Dès le début de cette conversation, l’abbé Ledoux avait dressé les oreilles comme le cheval de guerre aux fanfares de la trompette, et sans vouloir comprendre les dispositions pacifiques dont témoignait l’attitude de M. Pistolet, il compléta le mouvement d’attaque du chevalier par ces mots : — On a bien raison de dire qu’il n’y a pires sourds que ceux qui ne veulent pas entendre! Si vous voulez des nouvelles, il faut les chercher où on les trouve.

— Et où cela, je vous prie? demanda le receveur avec la douceur de l’agneau de la fable interpellé par messire loup.

— Dans les journaux sérieux, reprit impérativement l’abbé.

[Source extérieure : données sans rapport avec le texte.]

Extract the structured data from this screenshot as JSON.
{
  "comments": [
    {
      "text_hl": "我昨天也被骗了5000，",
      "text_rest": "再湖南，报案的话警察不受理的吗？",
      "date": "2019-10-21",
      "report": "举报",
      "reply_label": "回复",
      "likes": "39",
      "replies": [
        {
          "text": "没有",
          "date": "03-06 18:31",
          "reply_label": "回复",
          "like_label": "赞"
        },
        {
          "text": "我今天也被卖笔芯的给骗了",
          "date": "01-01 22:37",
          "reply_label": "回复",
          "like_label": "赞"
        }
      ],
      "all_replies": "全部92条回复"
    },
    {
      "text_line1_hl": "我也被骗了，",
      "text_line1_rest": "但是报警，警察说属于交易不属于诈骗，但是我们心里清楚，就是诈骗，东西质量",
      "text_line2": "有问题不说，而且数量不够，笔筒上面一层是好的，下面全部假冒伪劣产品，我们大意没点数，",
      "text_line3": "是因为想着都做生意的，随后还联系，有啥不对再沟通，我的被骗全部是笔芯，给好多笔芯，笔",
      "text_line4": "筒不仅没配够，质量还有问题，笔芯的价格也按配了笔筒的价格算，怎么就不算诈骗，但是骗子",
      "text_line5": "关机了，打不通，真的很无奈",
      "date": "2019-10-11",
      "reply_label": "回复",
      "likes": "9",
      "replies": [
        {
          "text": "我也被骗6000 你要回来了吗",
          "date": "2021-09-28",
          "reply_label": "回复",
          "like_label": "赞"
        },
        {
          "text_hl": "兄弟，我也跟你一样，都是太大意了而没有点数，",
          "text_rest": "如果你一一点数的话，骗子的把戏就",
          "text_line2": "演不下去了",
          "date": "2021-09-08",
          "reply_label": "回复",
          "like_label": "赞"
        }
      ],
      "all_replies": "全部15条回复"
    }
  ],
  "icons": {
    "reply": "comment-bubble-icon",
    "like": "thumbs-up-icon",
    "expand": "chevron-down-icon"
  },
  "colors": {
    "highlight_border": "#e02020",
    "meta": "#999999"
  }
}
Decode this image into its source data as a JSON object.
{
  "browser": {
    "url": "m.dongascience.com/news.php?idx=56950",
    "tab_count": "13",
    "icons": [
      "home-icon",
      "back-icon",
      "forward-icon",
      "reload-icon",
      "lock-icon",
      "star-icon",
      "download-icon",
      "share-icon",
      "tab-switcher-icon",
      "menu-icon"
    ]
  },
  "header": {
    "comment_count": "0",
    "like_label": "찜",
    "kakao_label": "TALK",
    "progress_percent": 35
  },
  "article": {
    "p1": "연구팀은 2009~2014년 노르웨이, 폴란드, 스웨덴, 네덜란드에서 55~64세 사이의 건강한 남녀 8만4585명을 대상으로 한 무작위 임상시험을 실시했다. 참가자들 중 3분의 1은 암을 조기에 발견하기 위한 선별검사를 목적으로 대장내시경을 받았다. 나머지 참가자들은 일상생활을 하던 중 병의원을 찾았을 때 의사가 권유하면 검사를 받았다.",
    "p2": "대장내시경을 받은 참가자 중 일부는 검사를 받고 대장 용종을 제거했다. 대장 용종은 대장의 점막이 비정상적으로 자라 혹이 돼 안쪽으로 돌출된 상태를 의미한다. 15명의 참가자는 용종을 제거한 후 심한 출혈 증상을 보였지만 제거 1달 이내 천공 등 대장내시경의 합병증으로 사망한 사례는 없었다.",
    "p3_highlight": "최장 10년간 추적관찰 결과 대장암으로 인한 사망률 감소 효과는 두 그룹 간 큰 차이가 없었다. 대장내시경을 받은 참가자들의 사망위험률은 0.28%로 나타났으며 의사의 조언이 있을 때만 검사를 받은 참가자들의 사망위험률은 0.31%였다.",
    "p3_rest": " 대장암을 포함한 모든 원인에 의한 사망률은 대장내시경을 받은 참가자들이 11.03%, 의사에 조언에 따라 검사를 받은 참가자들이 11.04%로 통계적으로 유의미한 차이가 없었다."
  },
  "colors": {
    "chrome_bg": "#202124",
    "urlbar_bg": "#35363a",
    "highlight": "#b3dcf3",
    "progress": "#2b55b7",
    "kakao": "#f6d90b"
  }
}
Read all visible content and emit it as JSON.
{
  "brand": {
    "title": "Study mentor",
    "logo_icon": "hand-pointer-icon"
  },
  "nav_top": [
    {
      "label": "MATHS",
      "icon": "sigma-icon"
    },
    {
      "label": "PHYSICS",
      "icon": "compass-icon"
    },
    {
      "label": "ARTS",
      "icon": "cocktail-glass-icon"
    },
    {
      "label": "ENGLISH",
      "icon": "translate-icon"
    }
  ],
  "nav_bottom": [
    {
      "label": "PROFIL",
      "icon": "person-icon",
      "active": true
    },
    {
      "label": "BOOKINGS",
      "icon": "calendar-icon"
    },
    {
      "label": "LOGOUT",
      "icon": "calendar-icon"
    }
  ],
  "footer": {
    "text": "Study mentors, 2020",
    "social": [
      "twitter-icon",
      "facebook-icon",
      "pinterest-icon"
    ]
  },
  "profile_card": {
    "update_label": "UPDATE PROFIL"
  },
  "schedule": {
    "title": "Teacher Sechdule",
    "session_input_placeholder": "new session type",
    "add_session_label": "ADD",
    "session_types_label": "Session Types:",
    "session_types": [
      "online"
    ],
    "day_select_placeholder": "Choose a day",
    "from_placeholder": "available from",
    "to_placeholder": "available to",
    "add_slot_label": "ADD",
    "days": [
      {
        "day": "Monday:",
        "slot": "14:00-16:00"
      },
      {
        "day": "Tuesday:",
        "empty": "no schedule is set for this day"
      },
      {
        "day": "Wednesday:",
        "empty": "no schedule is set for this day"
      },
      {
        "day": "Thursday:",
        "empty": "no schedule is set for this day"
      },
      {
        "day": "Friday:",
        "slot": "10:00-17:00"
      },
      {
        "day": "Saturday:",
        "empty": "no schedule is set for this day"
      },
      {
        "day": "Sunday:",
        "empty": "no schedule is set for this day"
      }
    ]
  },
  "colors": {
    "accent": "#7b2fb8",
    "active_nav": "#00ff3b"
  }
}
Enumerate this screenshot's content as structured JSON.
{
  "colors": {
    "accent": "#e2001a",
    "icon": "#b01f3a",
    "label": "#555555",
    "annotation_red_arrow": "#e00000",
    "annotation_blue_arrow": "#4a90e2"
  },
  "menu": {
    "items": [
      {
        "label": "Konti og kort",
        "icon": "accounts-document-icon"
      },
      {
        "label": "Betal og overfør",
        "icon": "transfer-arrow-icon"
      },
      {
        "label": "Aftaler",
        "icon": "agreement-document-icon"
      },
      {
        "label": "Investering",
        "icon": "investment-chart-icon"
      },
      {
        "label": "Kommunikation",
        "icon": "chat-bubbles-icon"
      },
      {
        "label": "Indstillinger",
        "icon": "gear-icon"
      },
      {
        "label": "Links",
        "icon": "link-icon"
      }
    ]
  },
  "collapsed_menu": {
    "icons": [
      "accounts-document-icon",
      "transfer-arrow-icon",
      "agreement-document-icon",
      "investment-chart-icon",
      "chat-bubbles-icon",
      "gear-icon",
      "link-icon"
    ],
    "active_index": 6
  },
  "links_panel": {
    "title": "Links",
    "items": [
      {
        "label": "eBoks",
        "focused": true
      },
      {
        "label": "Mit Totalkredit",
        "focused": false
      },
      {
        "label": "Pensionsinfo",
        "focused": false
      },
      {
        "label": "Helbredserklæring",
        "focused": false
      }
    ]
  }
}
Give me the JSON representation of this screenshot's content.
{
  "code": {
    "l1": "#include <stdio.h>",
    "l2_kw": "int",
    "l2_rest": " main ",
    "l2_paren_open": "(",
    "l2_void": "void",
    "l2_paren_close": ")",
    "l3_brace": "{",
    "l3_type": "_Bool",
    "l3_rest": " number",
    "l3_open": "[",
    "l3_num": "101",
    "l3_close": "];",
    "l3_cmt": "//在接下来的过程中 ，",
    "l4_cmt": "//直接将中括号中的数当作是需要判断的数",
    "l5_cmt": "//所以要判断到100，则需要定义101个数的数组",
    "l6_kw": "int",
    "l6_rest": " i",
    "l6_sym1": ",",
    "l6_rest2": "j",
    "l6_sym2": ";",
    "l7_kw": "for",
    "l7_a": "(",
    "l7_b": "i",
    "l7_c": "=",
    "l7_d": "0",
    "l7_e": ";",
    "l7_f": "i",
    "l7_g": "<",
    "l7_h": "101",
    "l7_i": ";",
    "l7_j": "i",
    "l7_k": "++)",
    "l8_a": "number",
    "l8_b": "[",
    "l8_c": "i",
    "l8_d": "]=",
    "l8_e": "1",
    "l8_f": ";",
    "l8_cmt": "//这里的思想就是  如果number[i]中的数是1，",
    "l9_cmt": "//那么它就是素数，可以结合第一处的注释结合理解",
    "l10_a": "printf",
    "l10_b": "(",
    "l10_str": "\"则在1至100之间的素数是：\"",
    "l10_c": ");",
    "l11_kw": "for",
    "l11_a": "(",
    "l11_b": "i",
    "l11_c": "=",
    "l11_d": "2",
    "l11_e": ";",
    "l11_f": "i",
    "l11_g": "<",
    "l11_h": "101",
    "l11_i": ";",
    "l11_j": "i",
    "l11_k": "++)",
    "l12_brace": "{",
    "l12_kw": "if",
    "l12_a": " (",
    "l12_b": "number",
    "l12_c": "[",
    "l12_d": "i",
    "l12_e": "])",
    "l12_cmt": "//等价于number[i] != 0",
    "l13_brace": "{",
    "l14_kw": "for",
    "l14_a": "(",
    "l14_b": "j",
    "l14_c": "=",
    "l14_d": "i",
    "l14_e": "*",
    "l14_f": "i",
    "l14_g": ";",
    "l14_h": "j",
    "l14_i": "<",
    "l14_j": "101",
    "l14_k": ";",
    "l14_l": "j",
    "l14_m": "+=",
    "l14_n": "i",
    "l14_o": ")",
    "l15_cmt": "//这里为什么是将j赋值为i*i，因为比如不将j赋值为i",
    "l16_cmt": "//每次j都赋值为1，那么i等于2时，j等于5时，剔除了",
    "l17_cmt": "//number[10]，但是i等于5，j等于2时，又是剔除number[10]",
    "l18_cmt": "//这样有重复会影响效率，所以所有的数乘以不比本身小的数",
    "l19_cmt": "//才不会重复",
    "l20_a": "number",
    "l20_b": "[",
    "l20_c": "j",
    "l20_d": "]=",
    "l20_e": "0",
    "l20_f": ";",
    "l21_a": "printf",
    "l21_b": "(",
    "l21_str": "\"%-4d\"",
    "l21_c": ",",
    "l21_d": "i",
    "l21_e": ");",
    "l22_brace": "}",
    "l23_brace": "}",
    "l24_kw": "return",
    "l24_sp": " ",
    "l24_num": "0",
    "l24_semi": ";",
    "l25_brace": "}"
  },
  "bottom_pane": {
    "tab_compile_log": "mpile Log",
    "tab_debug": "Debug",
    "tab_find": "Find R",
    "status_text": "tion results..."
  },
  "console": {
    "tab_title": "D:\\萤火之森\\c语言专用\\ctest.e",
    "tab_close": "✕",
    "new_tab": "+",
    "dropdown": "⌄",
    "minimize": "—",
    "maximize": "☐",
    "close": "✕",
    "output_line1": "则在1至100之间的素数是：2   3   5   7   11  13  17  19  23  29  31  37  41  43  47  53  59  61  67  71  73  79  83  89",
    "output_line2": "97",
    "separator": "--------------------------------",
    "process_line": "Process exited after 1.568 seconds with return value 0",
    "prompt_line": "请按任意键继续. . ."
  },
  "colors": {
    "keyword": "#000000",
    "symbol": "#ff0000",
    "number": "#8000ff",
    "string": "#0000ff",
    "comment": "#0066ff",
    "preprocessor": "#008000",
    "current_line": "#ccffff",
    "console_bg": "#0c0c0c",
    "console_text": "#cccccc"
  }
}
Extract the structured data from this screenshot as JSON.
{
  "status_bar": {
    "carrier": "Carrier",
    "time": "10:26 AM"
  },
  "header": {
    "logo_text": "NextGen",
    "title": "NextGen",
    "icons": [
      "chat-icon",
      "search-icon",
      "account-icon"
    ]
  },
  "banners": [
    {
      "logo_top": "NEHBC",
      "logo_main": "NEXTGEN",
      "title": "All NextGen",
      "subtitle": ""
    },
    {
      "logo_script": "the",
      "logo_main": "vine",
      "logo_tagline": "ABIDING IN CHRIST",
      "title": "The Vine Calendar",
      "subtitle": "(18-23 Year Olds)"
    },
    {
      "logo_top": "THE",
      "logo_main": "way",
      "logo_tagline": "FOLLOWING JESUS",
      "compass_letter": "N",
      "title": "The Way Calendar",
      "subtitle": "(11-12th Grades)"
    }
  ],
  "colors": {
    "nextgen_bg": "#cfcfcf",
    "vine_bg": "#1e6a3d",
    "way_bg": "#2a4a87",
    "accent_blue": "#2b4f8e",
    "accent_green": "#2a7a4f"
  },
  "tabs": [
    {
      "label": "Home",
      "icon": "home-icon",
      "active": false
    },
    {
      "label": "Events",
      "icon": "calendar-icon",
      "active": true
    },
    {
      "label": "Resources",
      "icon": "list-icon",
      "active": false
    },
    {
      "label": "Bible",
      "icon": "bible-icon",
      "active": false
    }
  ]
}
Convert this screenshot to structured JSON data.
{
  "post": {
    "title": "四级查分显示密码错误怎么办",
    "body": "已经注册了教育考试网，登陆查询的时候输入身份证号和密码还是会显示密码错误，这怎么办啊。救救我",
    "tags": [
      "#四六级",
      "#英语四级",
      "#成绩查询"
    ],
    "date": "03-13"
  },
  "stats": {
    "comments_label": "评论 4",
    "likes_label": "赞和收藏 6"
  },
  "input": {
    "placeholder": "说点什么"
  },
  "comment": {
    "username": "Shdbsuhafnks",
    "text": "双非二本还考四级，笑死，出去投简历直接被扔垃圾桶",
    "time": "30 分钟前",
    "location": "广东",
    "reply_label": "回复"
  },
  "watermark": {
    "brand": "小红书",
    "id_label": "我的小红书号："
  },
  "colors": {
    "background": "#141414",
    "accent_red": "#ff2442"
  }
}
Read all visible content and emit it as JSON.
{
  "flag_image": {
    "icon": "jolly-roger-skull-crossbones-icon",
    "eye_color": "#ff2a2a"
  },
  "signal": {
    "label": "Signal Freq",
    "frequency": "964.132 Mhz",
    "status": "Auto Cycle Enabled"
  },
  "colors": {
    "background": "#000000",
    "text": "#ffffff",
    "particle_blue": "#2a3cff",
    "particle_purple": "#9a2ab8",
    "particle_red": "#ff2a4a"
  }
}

— Je puis vous assurer, mon cher monsieur Pistolet, dit le chevalier en coupant la parole à l’abbé sans beaucoup de cérémonie, que, quelque désastreuses que soient les nouvelles publiées, les nouvelles tenues secrètes par le gouvernement anglais avec cette perfidie qui le caractérise le sont bien plus encore! L’Inde entière se rallie comme un seul homme autour du drapeau de la légitimité. En un mot, la situation est telle que l’orgueilleuse Albion, courbant la tête, les mains jointes, demande au gouvernement français de lui prêter cent mille hommes! Sans ce secours, l’Inde est à jamais perdue pour nos voisins, car il n’y a pas cent soldats valides dans toute l’Angleterre! — Et le chevalier poursuivit avec une exaltation croissante : L’oriflamme planté sur la sainte mosquée de Dehli rallie sous ses plis vénérés les populations natives. Des sujets fidèles et idolâtres viennent par milliers jurer de mourir sous les yeux et pour la cause du légitime héritier des Tamerlans ! Runjet-Singh, à la tête de cent mille hommes de troupes régulières, marche au secours de son royal frère de Dehli...

— Mais Runjet-Singh est mort, tout aussi mort que Charlemagne ou Sixte-Quint, interrompit bruyamment M. Pistolet.

— Monsieur, vous n’êtes pas Français ! reprit le chevalier avec une grande sévérité.